On June 9, 2015, a divided panel of the Sixth Circuit Court of Appeals held that the National Labor Relations Board has jurisdiction to enforce the National Labor Relations Act (NLRA) against an Indian tribe even when the Act is in conflict with tribal employment laws or ordinances. NLRB v. Little River Band of Ottawa Indians Tribal Gov’t., Case 14-2239 (6th Cir. June 9, 2015). Based on its legal ruling, the Court granted the NLRB’s application for enforcement of a cease and desist order preventing the Little River Band of Ottawa Indians from enforcing provisions of the Band’s duly enacted Fair Employment Practices Code that the NLRB determined were in conflict with the NLRA.
In 2005, the Little River Band of Ottawa Indians’ Tribal Council enacted a Fair Employment Practices Code (FEPC) that regulated, inter alia, labor organizing and collective bargaining for tribal employees. The NLRB determined that various aspects of the FEPC conflicted with the NLRA and issued a cease and desist order directing the Band to cease enforcement of those provisions. The Band challenged the order, alleging that the NLRB lacked jurisdiction to enforce the NLRA against the Band.
In holding that the NLRB has jurisdiction to enforce the NLRA against a federally recognized Indian tribe, the panel majority applied its interpretation of the framework adopted by the Ninth Circuit in Donovan v. Couer d’Alene Tribal Farm, 751 F.2d 1113, 1116 (9th Cir. 1985).

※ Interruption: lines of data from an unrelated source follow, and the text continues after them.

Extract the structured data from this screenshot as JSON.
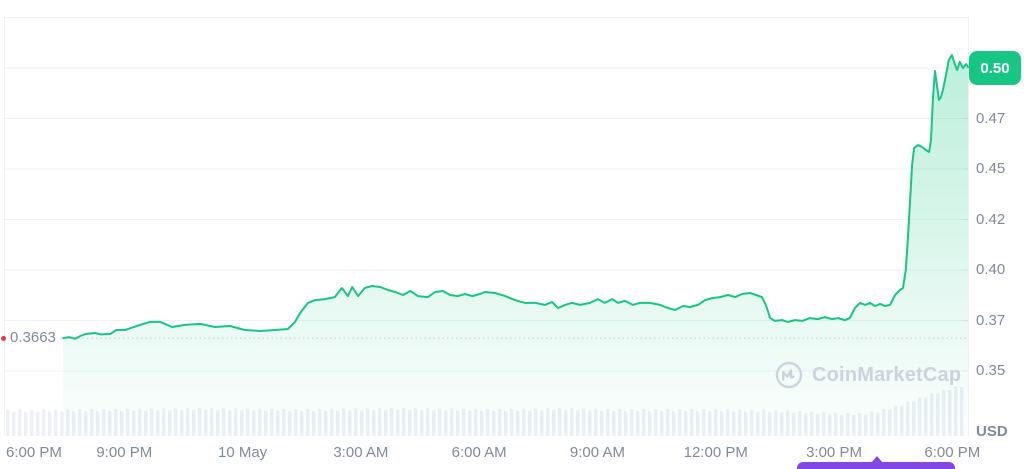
{
  "colors": {
    "accent_green": "#16c784",
    "red": "#ea3943",
    "purple": "#8247e5",
    "axis_text": "#808a9d",
    "gridline": "#eff2f5",
    "axis_tick": "#e3e8ef",
    "dotted_line": "#c6cdd9",
    "watermark": "#ccd3e0",
    "volume_bar": "#edf0f5"
  },
  "watermark": {
    "text": "CoinMarketCap",
    "logo_icon": "coinmarketcap-logo"
  },
  "navigator": {
    "thumb_color": "#8247e5"
  },
  "chart_data": {
    "type": "area",
    "title": "",
    "xlabel": "",
    "ylabel": "",
    "currency": "USD",
    "last_price_label": "0.50",
    "last_price_value": 0.5005,
    "prev_close_label": "0.3663",
    "prev_close_value": 0.3663,
    "legend": "none",
    "grid": "horizontal-only",
    "x_axis": {
      "tick_labels": [
        "6:00 PM",
        "9:00 PM",
        "10 May",
        "3:00 AM",
        "6:00 AM",
        "9:00 AM",
        "12:00 PM",
        "3:00 PM",
        "6:00 PM"
      ],
      "tick_hours": [
        0,
        3,
        6,
        9,
        12,
        15,
        18,
        21,
        24
      ],
      "xlim_hours": [
        -0.04,
        24.4
      ],
      "start_label_hour_zero": "6:00 PM (9 May)"
    },
    "y_axis": {
      "position": "right",
      "tick_labels": [
        "0.50",
        "0.47",
        "0.45",
        "0.42",
        "0.40",
        "0.37",
        "0.35"
      ],
      "tick_values": [
        0.5,
        0.475,
        0.45,
        0.425,
        0.4,
        0.375,
        0.35
      ],
      "top_gridline_value": 0.525,
      "ylim": [
        0.316,
        0.525
      ],
      "unit_label": "USD"
    },
    "series": [
      {
        "name": "price",
        "color": "#16c784",
        "points": [
          [
            1.45,
            0.3663
          ],
          [
            1.6,
            0.3668
          ],
          [
            1.75,
            0.366
          ],
          [
            1.88,
            0.3673
          ],
          [
            2.02,
            0.3683
          ],
          [
            2.26,
            0.3688
          ],
          [
            2.4,
            0.3681
          ],
          [
            2.64,
            0.3683
          ],
          [
            2.8,
            0.3703
          ],
          [
            3.02,
            0.3703
          ],
          [
            3.4,
            0.3728
          ],
          [
            3.65,
            0.3743
          ],
          [
            3.91,
            0.3743
          ],
          [
            4.21,
            0.3718
          ],
          [
            4.54,
            0.3728
          ],
          [
            4.92,
            0.3733
          ],
          [
            5.3,
            0.3718
          ],
          [
            5.68,
            0.3723
          ],
          [
            6.06,
            0.3703
          ],
          [
            6.44,
            0.3698
          ],
          [
            6.82,
            0.3703
          ],
          [
            7.15,
            0.3708
          ],
          [
            7.33,
            0.3743
          ],
          [
            7.46,
            0.3787
          ],
          [
            7.66,
            0.3837
          ],
          [
            7.84,
            0.3851
          ],
          [
            8.09,
            0.3856
          ],
          [
            8.34,
            0.3866
          ],
          [
            8.52,
            0.3911
          ],
          [
            8.67,
            0.3871
          ],
          [
            8.78,
            0.3916
          ],
          [
            8.93,
            0.3871
          ],
          [
            9.1,
            0.3911
          ],
          [
            9.28,
            0.3921
          ],
          [
            9.49,
            0.3916
          ],
          [
            9.69,
            0.3901
          ],
          [
            9.87,
            0.3891
          ],
          [
            10.07,
            0.3876
          ],
          [
            10.25,
            0.3896
          ],
          [
            10.45,
            0.3871
          ],
          [
            10.7,
            0.3866
          ],
          [
            10.88,
            0.3891
          ],
          [
            11.08,
            0.3896
          ],
          [
            11.26,
            0.3876
          ],
          [
            11.46,
            0.3871
          ],
          [
            11.64,
            0.3881
          ],
          [
            11.82,
            0.3871
          ],
          [
            12.02,
            0.3881
          ],
          [
            12.15,
            0.3891
          ],
          [
            12.4,
            0.3886
          ],
          [
            12.66,
            0.3871
          ],
          [
            12.91,
            0.3851
          ],
          [
            13.16,
            0.3837
          ],
          [
            13.42,
            0.3837
          ],
          [
            13.67,
            0.3827
          ],
          [
            13.85,
            0.3842
          ],
          [
            14.0,
            0.3812
          ],
          [
            14.18,
            0.3827
          ],
          [
            14.35,
            0.3837
          ],
          [
            14.56,
            0.3827
          ],
          [
            14.81,
            0.3837
          ],
          [
            15.01,
            0.3856
          ],
          [
            15.19,
            0.3837
          ],
          [
            15.37,
            0.3856
          ],
          [
            15.52,
            0.3837
          ],
          [
            15.7,
            0.3847
          ],
          [
            15.9,
            0.3827
          ],
          [
            16.08,
            0.3837
          ],
          [
            16.33,
            0.3837
          ],
          [
            16.59,
            0.3827
          ],
          [
            16.79,
            0.3812
          ],
          [
            16.97,
            0.3802
          ],
          [
            17.17,
            0.3822
          ],
          [
            17.35,
            0.3817
          ],
          [
            17.55,
            0.3827
          ],
          [
            17.73,
            0.3851
          ],
          [
            17.91,
            0.3861
          ],
          [
            18.11,
            0.3866
          ],
          [
            18.31,
            0.3876
          ],
          [
            18.49,
            0.3866
          ],
          [
            18.67,
            0.3881
          ],
          [
            18.87,
            0.3886
          ],
          [
            19.02,
            0.3876
          ],
          [
            19.17,
            0.3866
          ],
          [
            19.27,
            0.3827
          ],
          [
            19.38,
            0.3762
          ],
          [
            19.5,
            0.3748
          ],
          [
            19.68,
            0.3752
          ],
          [
            19.83,
            0.3743
          ],
          [
            20.01,
            0.3752
          ],
          [
            20.19,
            0.3748
          ],
          [
            20.39,
            0.3762
          ],
          [
            20.59,
            0.3757
          ],
          [
            20.77,
            0.3767
          ],
          [
            20.95,
            0.3757
          ],
          [
            21.1,
            0.3762
          ],
          [
            21.28,
            0.3752
          ],
          [
            21.4,
            0.3762
          ],
          [
            21.53,
            0.3812
          ],
          [
            21.66,
            0.3837
          ],
          [
            21.79,
            0.3827
          ],
          [
            21.91,
            0.3837
          ],
          [
            22.04,
            0.3822
          ],
          [
            22.17,
            0.3832
          ],
          [
            22.29,
            0.3822
          ],
          [
            22.42,
            0.3827
          ],
          [
            22.55,
            0.3876
          ],
          [
            22.67,
            0.3901
          ],
          [
            22.75,
            0.3911
          ],
          [
            22.82,
            0.4
          ],
          [
            22.87,
            0.4149
          ],
          [
            22.93,
            0.4347
          ],
          [
            22.98,
            0.452
          ],
          [
            23.03,
            0.4604
          ],
          [
            23.13,
            0.4619
          ],
          [
            23.23,
            0.4609
          ],
          [
            23.33,
            0.4594
          ],
          [
            23.41,
            0.4584
          ],
          [
            23.46,
            0.4644
          ],
          [
            23.51,
            0.4856
          ],
          [
            23.56,
            0.4985
          ],
          [
            23.61,
            0.4916
          ],
          [
            23.66,
            0.4842
          ],
          [
            23.71,
            0.4856
          ],
          [
            23.76,
            0.4891
          ],
          [
            23.84,
            0.4965
          ],
          [
            23.91,
            0.504
          ],
          [
            23.99,
            0.5064
          ],
          [
            24.07,
            0.5015
          ],
          [
            24.12,
            0.499
          ],
          [
            24.19,
            0.503
          ],
          [
            24.27,
            0.5
          ],
          [
            24.35,
            0.502
          ],
          [
            24.4,
            0.5005
          ]
        ]
      }
    ],
    "volume_envelope": [
      [
        -0.05,
        0.5
      ],
      [
        2.38,
        0.52
      ],
      [
        4.92,
        0.54
      ],
      [
        7.46,
        0.52
      ],
      [
        9.99,
        0.54
      ],
      [
        12.53,
        0.52
      ],
      [
        14.05,
        0.54
      ],
      [
        15.57,
        0.52
      ],
      [
        17.6,
        0.52
      ],
      [
        19.17,
        0.5
      ],
      [
        20.13,
        0.48
      ],
      [
        21.15,
        0.44
      ],
      [
        21.66,
        0.44
      ],
      [
        22.04,
        0.48
      ],
      [
        22.42,
        0.56
      ],
      [
        22.8,
        0.66
      ],
      [
        23.18,
        0.76
      ],
      [
        23.56,
        0.86
      ],
      [
        23.89,
        0.94
      ],
      [
        24.14,
        1.0
      ],
      [
        24.27,
        1.0
      ]
    ]
  }
}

The majority held that (1) the NLRA is a statute of general applicability that creates a comprehensive regulatory scheme; (2) such statutes presumptively apply to tribes; and (3) a tribe cannot “avoid the presumptive application of a comprehensive federal regulatory scheme by enacting an ordinance regulating the activities of non-members that directly conflicts with the federal statute.” Little River Slip op. at 12, 16. The majority rejected the Band’s arguments that the Indian canons of construction and/or IGRA’s policy statement militate against application of the NLRA to tribal casino operations, and it concluded that application of the NLRA to tribes does not impermissibly infringe on tribal self-governance rights because the provisions of the Band’s FEPC at issue “do not regulate purely internal matters; rather, they principally regulate the labor-organizing activities of Band employees, and specifically of casino employees, most of whom are not Band members.” Id. at 19. In so holding, the panel expressly rejected the reasoning of the Tenth Circuit in NLRB v. Pueblo of San Juan, 276 F.3d 1186 (10th Cir. 2002) (en banc).
Judge McKeague authored a strong dissent criticizing the panel majority’s “judicial remaking of the law that is authorized neither by Congress nor the Supreme Court” and declaring that the “majority’s decision impinges on tribal sovereignty, encroaches on Congress’s plenary and exclusive authority over Indian affairs, conflicts with Supreme Court precedent, and unwisely creates a circuit split.” Little River Slip op. at 25 (McKeague, J., dissenting). In Justice McKeague’s view, the NLRB’s assertion of jurisdiction over Indian casino employees “is plainly beyond its authority” and constitutes a “usurpation of Congress’s authority.” Id. at 37.